A Greek Diet, also commonly referred to as a Mediterranean diet, is modeled after the way people in countries surrounding the Mediterranean typically eat. It's not a strict, regimented eating plan that requires you to tally calories or carbohydrates. Instead, it's a lifestyle centered on eating certain foods such as fruits, vegetables, fish, legumes and olive oil. The diet also encourages limiting processed foods, sugar and red meats. While the diet is generally considered safe, you should always contact your primary doctor prior to making any drastic changes to your diet.
Benefits
The Mayo Clinic notes that people who follow a Mediterranean diet have a lower risk for cardiovascular problems, including heart disease, a lower incidence of cancer and cancer mortality and a reduced risk for Alzheimer's and Parkinson's disease. Depending on your current fat and caloric intake, a Greek diet may also help you lose or maintain weight.
Components
Beans, fruits, vegetables and whole grains are at the heart of the Greek diet. Another important step is to replace butter or margarine with olive oil. The diet also advises cooking with fresh herbs such as basil, garlic, rosemary or oregano rather than salt. The main source of fat in a Greek diet is unsaturated fats founds in some fish, avocados, nuts and olive oil. Saturated fat is consumed in moderation and mostly comes from cheese, yogurt and other dairy products. Red meat should be consumed no more than two or three times per month. Drinking red wine in moderation is encouraged in the Greek diet. However, this aspect is optional, as wine and other alcoholic beverages are not suitable for everyone, especially pregnant women or people taking medications.
Criticism
The main criticism of the Greek diet is that people following it may consume too much monounsaturated or polyunsaturated fats -- also referred to as healthy fats.
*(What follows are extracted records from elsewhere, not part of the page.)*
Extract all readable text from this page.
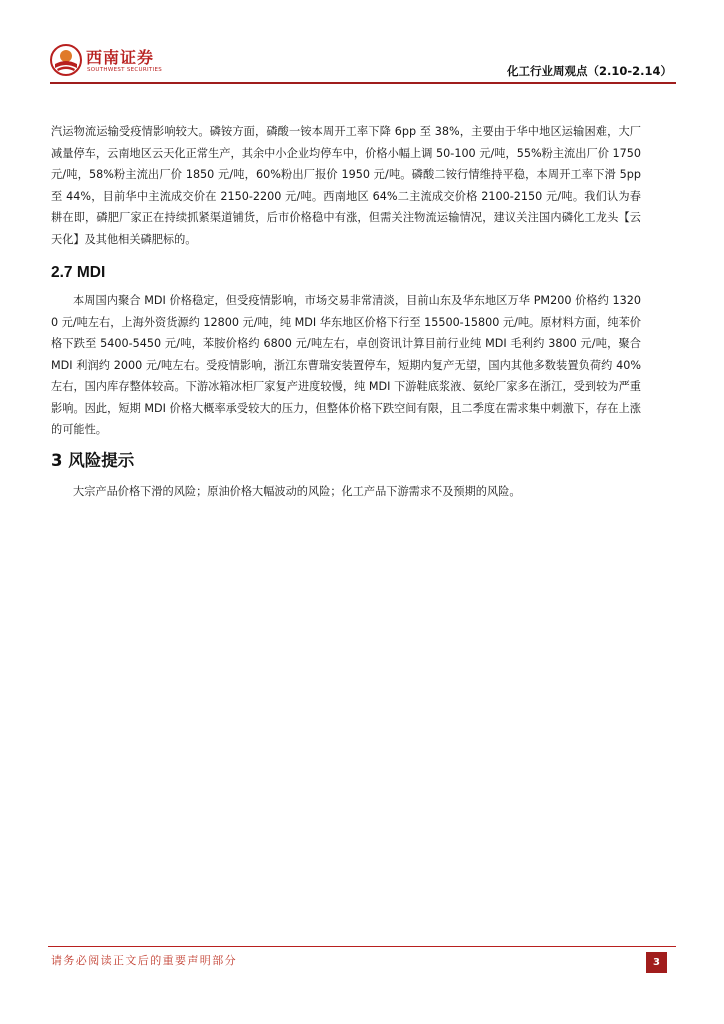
西南证券
SOUTHWEST SECURITIES	化工行业周观点（2.10-2.14）

汽运物流运输受疫情影响较大。磷铵方面，磷酸一铵本周开工率下降 6pp 至 38%，主要由于华中地区运输困难，大厂减量停车，云南地区云天化正常生产，其余中小企业均停车中，价格小幅上调 50-100 元/吨，55%粉主流出厂价 1750 元/吨，58%粉主流出厂价 1850 元/吨，60%粉出厂报价 1950 元/吨。磷酸二铵行情维持平稳，本周开工率下滑 5pp 至 44%，目前华中主流成交价在 2150-2200 元/吨。西南地区 64%二主流成交价格 2100-2150 元/吨。我们认为春耕在即，磷肥厂家正在持续抓紧渠道铺货，后市价格稳中有涨，但需关注物流运输情况，建议关注国内磷化工龙头【云天化】及其他相关磷肥标的。

2.7 MDI

本周国内聚合 MDI 价格稳定，但受疫情影响，市场交易非常清淡，目前山东及华东地区万华 PM200 价格约 13200 元/吨左右，上海外资货源约 12800 元/吨，纯 MDI 华东地区价格下行至 15500-15800 元/吨。原材料方面，纯苯价格下跌至 5400-5450 元/吨，苯胺价格约 6800 元/吨左右，卓创资讯计算目前行业纯 MDI 毛利约 3800 元/吨，聚合 MDI 利润约 2000 元/吨左右。受疫情影响，浙江东曹瑞安装置停车，短期内复产无望，国内其他多数装置负荷约 40%左右，国内库存整体较高。下游冰箱冰柜厂家复产进度较慢，纯 MDI 下游鞋底浆液、氨纶厂家多在浙江，受到较为严重影响。因此，短期 MDI 价格大概率承受较大的压力，但整体价格下跌空间有限，且二季度在需求集中刺激下，存在上涨的可能性。

3 风险提示

大宗产品价格下滑的风险；原油价格大幅波动的风险；化工产品下游需求不及预期的风险。

请务必阅读正文后的重要声明部分	3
Even though these fats offer a number of health benefits, consuming too much can be harmful. To combat this, try to follow the American Heart Association's guidelines for fat consumption. Its guidelines state that no more than 25 percent to 35 percent of total calories should come from fat. This amounts to 700 calories or less per day, based on a 2,000 calorie diet.
Other Components
Unlike most diets, the Greek diet celebrates food. If you plan on following this lifestyle, you should prepare fresh foods and enjoy them with friends and family whenever possible. If you have a bad day in terms of diet, don't punish yourself. Simply get back on track tomorrow. Regular exercise is also encouraged in a Mediterranean diet. Whether it be walking, cycling, swimming or yoga, choose an activity you enjoy and try to find an exercise partner to help keep you motivated.